Beranjak dari yang telah kita ketahui di
atas, bahwa di dalam Islam penggunaan produk tidak hanya menjadi pemuas
kebutuhan atau terlebih hanya sebagai pemuas keinginan saja. Jelas ketika dalam
menggunakan suatu produk yang hanya didasarkan pada pemuasan keinginan itu bisa
menjadi perbuatan yang salah, misalnya kita menggunakan baju koko setiap hari
mungkin terlihat sangat rapi dan berwibawa tetapi ketika tujuannya hanya untuk
pamer maka itu menjadi salah. Sehingga kita pahami bahwa kuenggulan produk yang
sesuai dengan syariah yang kita kaitkan dengan unsur tauhid tidak hanya pada
produk yang sangat bagus tetapi juga pada manfaat dan keuganaan produk yang
bersangkutan.
Kemudian ada pendapat lain yang
menguatkan bahwa ada keunggulan yang lebih pada produk Islami yaitu Islam
sendiri dengan sudah menjadi keunggulan pada setiap produk yang berlandaskan
Islam dengan penerapan aturan dan standartnya dalam suatu produk yang
menimbulkan citra yang unik. Keunikan ini yang bisa disebut sebagai keunggulan
pada kalangan konsumen. Adapun bukti yang menyatakan adanya hubungan antara
agama (tauhid) dengan
keunggulan produk yaitu dapat ditemukan pada aktivitas keseharian individu,
serta dalam ritual yang langka dan unik. Pertama, Pada aktivitas
keseharian individu pastikan pemilihan produk yang menjadi konsumsi umat Islam
ialah produk yang unggul dalam syariah ini dikarenakan Islam sendiri telah
mengatur umatnya dalam mengkonsumsi suatu produk. contohmya produk makanan,
ketika produk makanan tersebut berlebelkan logo halal maka ada keunggulan
tersendiri pada makanan yang berlogo halal tersebut. Kedua, dalam
ritual yang langka dan unik, pada bagian ini peneliti menggambarkan pada
kegiatan lebaran dimana pada saat itu umat Islam sangat sensitif pada pemilihan
produk yang akan dikonsumsi karena ada tujuan untuk mendekatkandiri pada Allah
(yang menjadi unsur tauhid yang dimaksudkan). Inilah yang menjadikan bahwa
unsur ketuhanan (tauhid) memiliki hubungan pada produk yang menjadi keunggulan
tersendiri, karena adanya aturan dalam Islam tentang pemilihan produk pada
kegiatan sehari-hari yang menjadi jalan untuk mendekatkan diri pada tuhan yang
Maha Esa.
2.2 Implementasi
Ibadah dalam Konsep Keunggulan Produk Menurut Paradigma Islam
Ibadah merupakan nafas dari
ajaran Islam, karena setiap kegiatan kehidupan umat Islam yang selama kegiatan
itu berada dalam koridor Islam disebut sebagai ibadah, disebabkan Islam sendiri
telah berpartisifasi dalam mengatur kegiatan hidup umat Islam dari ia bangun
hingga tidur dan begitu seterusnya.hal ini berkaitan dengan ayat berikut ini :
“Dan Aku tidak menciptakan jin dan
manusia melainkan supaya mereka menyembah-Ku.”

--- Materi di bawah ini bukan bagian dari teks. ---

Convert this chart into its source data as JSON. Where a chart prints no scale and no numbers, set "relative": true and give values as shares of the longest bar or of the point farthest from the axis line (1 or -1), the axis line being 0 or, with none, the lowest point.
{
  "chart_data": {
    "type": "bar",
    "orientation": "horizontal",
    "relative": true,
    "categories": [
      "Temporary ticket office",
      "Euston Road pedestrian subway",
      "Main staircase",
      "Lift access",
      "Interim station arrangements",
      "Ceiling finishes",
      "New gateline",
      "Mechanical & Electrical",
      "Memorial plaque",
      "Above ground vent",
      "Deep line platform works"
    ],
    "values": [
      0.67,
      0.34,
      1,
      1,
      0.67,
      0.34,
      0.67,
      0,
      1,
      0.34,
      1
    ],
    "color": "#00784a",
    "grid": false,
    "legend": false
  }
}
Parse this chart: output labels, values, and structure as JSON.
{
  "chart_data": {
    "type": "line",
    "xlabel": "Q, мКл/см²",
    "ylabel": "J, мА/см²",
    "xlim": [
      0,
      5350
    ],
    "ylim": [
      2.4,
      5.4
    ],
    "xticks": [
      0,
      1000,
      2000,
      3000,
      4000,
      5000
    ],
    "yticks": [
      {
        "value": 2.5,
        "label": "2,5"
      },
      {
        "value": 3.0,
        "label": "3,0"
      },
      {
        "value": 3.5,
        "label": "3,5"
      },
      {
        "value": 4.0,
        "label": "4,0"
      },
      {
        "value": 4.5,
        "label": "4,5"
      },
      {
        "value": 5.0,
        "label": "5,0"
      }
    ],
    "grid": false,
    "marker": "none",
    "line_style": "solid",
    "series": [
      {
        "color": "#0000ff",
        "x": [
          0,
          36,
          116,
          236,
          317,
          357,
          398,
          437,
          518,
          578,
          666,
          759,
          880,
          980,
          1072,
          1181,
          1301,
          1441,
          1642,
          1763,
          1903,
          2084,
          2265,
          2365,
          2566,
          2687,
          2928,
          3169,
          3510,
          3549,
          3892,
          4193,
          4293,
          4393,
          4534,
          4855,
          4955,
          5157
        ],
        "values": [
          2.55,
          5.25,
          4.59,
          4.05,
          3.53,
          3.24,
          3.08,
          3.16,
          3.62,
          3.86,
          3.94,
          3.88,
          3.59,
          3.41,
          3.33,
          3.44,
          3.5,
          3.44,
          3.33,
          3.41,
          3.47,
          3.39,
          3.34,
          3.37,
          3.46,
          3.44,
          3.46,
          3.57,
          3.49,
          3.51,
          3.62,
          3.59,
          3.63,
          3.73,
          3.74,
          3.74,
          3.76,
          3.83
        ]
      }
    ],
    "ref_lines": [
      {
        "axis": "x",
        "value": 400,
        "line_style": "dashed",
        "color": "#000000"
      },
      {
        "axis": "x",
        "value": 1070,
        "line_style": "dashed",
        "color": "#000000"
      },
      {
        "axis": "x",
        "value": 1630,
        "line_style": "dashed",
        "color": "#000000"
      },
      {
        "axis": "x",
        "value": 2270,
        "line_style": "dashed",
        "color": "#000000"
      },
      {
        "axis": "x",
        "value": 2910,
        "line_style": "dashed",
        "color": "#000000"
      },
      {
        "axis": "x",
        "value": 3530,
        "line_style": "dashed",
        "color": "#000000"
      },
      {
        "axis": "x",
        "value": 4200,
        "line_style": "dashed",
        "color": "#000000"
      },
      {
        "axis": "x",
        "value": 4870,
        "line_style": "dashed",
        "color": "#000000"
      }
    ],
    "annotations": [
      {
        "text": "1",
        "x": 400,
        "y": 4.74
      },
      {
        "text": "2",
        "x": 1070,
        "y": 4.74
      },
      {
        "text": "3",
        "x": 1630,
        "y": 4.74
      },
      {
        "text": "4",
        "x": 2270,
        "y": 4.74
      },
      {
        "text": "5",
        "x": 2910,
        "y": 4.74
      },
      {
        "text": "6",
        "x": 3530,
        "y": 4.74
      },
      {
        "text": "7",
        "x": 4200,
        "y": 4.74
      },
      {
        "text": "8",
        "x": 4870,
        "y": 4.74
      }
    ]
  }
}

(al-Qur’an, Surah Az-Zariyat, 51:59)
Berdasarkan ayat di atas telah jelas
dikatakan perintah manusia untuk beribadah. Dalam penelitian ini peneliti
mengkaitkan ibadah pada kegiatan kualitas produk. Di mana kita ketahui kualitas
produk menjadi pokok penting dalam kegiatan perdangan. Ada 3 unsur penting
dalam menentukan kualitas produk yang dicontohkan oleh Rasul dalam kegiatan
perdagangannya yaitu, pertama, unsur produknya, kedua,
unsur pelakunya, ketiga metodenya (cara
pelaksanaanya) (Azhari Kasim dalam M. Ulum, 2010).
Pertama, unsur produknya, Dalam Islam terdapat
produk-produk (barang dan jasa) yang dapat dikonsumsi (halal) dan tidak dapat dikonsumsi (haram).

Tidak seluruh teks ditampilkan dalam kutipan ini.